Каждый день Фея начинала с гадания на зоологическом печенье. Словно древние руны, она доставала из коробки три фигурки и, поразмыслив немного, сообщала толкование своему отражению в горячем чайнике. Выпив чашку мятного чая вприкуску с судьбоносными зверушками, она надевала воздушное платье, обувала любимые туфли с невероятными пряжками и «летела» на работу.
Обычно феи работают прорицательницами или фокусницами, но эта была курьером в «Бюро добрых услуг», она доставляла людям радость: корзины с цветами, коробки с подарками и  поющие письма,  а иногда  даже сопровождала аистов с новорожденными младенцами – мало ли что может приключиться во время полёта!
- Ваши пожелания всегда сбываются! Вы – настоящая Фея! – восклицали все без исключения, не подозревая, что это действительно так.

По вечерам, усталая, она возвращалась в свою квартиру на самом верхнем этаже панельного дома. Её с нетерпением ожидало большое шумное семейство: муж, дети, внуки, дУшка-лабрадор, троица персидских котов, говорящий попугай, а также – временно приютившаяся тётушка дворника Петровича, у которой сгорел дом в деревне.

- Я уже дома! – кричала Фея с порога, и все мчались ей  навстречу. Коты тёрлись о ноги и мурлыкали, пёс прыгал, стараясь облизать её лицо, муж целовал в щёку и сообщал, какую рубашку приготовить ему на завтра.
- Что нынче на ужин? – интересовался 40-летний зять, поглаживая живот.
- Мамуль, мне к выходным нужно вечернее платье, сошьёшь? – обнимала её дочь.
- Бабушка, ты принесла нам подарки? – наперебой верещали внуки.
- Хорррошая! - кивал попугай.
А тётушка из деревни, облачившись в её халат, тихо покашливала, предвкушая задушевную беседу и заботливо поставленные горчичники.

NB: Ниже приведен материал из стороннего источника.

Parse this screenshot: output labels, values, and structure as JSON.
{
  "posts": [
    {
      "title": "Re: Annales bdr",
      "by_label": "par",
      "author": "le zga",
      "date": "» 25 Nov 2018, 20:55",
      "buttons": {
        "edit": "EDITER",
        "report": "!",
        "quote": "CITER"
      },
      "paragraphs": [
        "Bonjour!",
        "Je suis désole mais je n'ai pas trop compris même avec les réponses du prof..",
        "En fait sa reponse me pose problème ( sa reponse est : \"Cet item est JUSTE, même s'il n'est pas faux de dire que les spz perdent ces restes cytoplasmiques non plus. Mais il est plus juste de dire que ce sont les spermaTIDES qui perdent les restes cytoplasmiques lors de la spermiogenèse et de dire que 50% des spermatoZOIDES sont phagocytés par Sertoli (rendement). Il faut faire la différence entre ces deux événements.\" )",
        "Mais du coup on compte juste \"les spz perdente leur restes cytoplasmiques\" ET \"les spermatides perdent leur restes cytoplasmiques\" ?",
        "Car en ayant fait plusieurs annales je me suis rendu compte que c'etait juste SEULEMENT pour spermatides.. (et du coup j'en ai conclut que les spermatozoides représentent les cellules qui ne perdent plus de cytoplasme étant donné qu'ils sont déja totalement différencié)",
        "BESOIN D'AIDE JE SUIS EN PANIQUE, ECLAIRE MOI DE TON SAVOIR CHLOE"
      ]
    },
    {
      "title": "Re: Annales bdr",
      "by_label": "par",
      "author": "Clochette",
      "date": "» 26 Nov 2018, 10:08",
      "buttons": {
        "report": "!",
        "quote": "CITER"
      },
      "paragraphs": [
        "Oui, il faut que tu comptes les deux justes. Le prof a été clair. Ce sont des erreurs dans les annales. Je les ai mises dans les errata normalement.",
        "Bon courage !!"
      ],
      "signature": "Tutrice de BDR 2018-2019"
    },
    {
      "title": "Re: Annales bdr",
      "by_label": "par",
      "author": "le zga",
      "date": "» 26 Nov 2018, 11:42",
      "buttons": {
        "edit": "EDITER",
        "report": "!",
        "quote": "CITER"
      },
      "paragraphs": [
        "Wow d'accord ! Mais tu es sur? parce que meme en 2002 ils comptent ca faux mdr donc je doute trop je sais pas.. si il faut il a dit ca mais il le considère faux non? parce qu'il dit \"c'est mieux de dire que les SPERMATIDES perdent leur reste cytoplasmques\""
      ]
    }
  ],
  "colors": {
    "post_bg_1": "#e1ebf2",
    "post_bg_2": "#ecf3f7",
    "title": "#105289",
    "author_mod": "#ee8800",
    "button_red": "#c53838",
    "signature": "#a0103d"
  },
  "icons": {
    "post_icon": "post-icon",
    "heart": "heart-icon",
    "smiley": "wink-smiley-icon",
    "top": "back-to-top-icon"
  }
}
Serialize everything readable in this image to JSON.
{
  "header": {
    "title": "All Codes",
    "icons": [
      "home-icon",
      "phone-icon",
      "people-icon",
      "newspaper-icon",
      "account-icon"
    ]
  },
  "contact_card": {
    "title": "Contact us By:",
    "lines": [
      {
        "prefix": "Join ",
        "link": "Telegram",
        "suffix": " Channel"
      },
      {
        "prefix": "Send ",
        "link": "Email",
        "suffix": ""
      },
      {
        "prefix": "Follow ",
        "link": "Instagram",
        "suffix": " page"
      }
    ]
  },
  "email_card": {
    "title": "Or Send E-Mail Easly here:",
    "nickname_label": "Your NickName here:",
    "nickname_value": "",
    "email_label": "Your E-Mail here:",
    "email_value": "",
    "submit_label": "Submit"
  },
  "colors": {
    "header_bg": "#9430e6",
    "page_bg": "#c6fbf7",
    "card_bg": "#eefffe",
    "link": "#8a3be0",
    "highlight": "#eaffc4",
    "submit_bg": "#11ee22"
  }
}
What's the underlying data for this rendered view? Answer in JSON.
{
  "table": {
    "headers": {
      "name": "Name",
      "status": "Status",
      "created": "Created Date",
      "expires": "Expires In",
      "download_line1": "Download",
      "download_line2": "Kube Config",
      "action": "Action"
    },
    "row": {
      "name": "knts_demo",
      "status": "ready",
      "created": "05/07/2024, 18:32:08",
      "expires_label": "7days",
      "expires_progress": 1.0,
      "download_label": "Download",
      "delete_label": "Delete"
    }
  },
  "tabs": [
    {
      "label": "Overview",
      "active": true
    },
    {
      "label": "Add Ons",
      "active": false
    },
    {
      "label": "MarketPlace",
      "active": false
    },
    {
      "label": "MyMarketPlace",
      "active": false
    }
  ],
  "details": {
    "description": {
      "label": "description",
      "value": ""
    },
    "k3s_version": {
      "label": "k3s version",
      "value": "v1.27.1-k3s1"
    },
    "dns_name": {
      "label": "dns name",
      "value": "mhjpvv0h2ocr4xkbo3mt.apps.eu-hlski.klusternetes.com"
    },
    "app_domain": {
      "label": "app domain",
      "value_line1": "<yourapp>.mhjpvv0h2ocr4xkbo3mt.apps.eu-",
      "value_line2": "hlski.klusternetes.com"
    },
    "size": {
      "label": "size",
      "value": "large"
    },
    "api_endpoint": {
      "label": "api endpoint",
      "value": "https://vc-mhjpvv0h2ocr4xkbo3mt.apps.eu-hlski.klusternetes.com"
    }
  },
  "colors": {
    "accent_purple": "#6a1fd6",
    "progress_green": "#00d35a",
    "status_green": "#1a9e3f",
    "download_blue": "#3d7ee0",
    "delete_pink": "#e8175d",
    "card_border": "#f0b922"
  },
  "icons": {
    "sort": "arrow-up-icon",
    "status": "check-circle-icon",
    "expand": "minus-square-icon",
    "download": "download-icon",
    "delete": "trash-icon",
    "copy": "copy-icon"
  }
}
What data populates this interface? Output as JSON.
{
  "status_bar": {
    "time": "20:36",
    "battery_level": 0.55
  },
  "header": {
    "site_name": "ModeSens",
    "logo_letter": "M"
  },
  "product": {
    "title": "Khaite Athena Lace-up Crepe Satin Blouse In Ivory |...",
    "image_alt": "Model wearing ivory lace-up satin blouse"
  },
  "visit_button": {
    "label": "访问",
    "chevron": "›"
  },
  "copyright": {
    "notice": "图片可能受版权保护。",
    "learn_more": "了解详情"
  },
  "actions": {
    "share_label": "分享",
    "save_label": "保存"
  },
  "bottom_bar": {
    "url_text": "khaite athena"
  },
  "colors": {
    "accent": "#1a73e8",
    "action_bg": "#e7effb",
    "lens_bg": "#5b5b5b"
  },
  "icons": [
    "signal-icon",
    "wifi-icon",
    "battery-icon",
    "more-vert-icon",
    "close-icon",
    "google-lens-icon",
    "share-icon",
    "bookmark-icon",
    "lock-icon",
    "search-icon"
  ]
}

Однажды, управившись, наконец, с сотней добрых дел, Фея взяла салфетку, чтобы зарифмовать пожелание «Спокойной ночи!», но...так ничего и не придумала. Она зашла в гостиную – муж смотрел футбол, обложившись банками с пивом и сушёными лещами.
- Го-оол! – заголосил он, не заметив её появления.
- Я так устала, - тихо пожаловалась она.
- Пивка налить? – прозвучало в ответ.
Фея заглянула в другую комнату: внуки строили из кубиков королевство, они были очень далеко – в сказочном мире!
В третьей комнате, их родители смотрели триллер: звучали автоматные очереди и реплики шерифа о распоясавшемся маньяке...скрипела кровать, звенели поцелуи и смех.
Фея вздохнула и вошла в ванную – тётя нежилась в пенной воде, листая «Космополитен». Её раскладушка на кухне была уже расстелена и, лабрадор с невинным  видом посапывал на меховом одеяле. На накрытых фуфайкой, горячих банках с консервированными помидорами, нежились коты.
- Где бы найти укромный уголок? – подумала Фея и, взяв книжку, направилась в туалет. Дверь оказалась запертой изнутри.
- Кто там? - шёпотом спросила она.
- Это я - Петрович! Я ненадолго...извиняйте, конечно - сдал свою квартиру на часок одному командировочному! А у вас тут уютно, коврик пушистый...я калоши снял, босиком в ворсинках пальцами шавелю и кроссворды гадаю! Гы-ы! Не серчайте, скоро выйду...добрая Вы женщина, настоящая Фея!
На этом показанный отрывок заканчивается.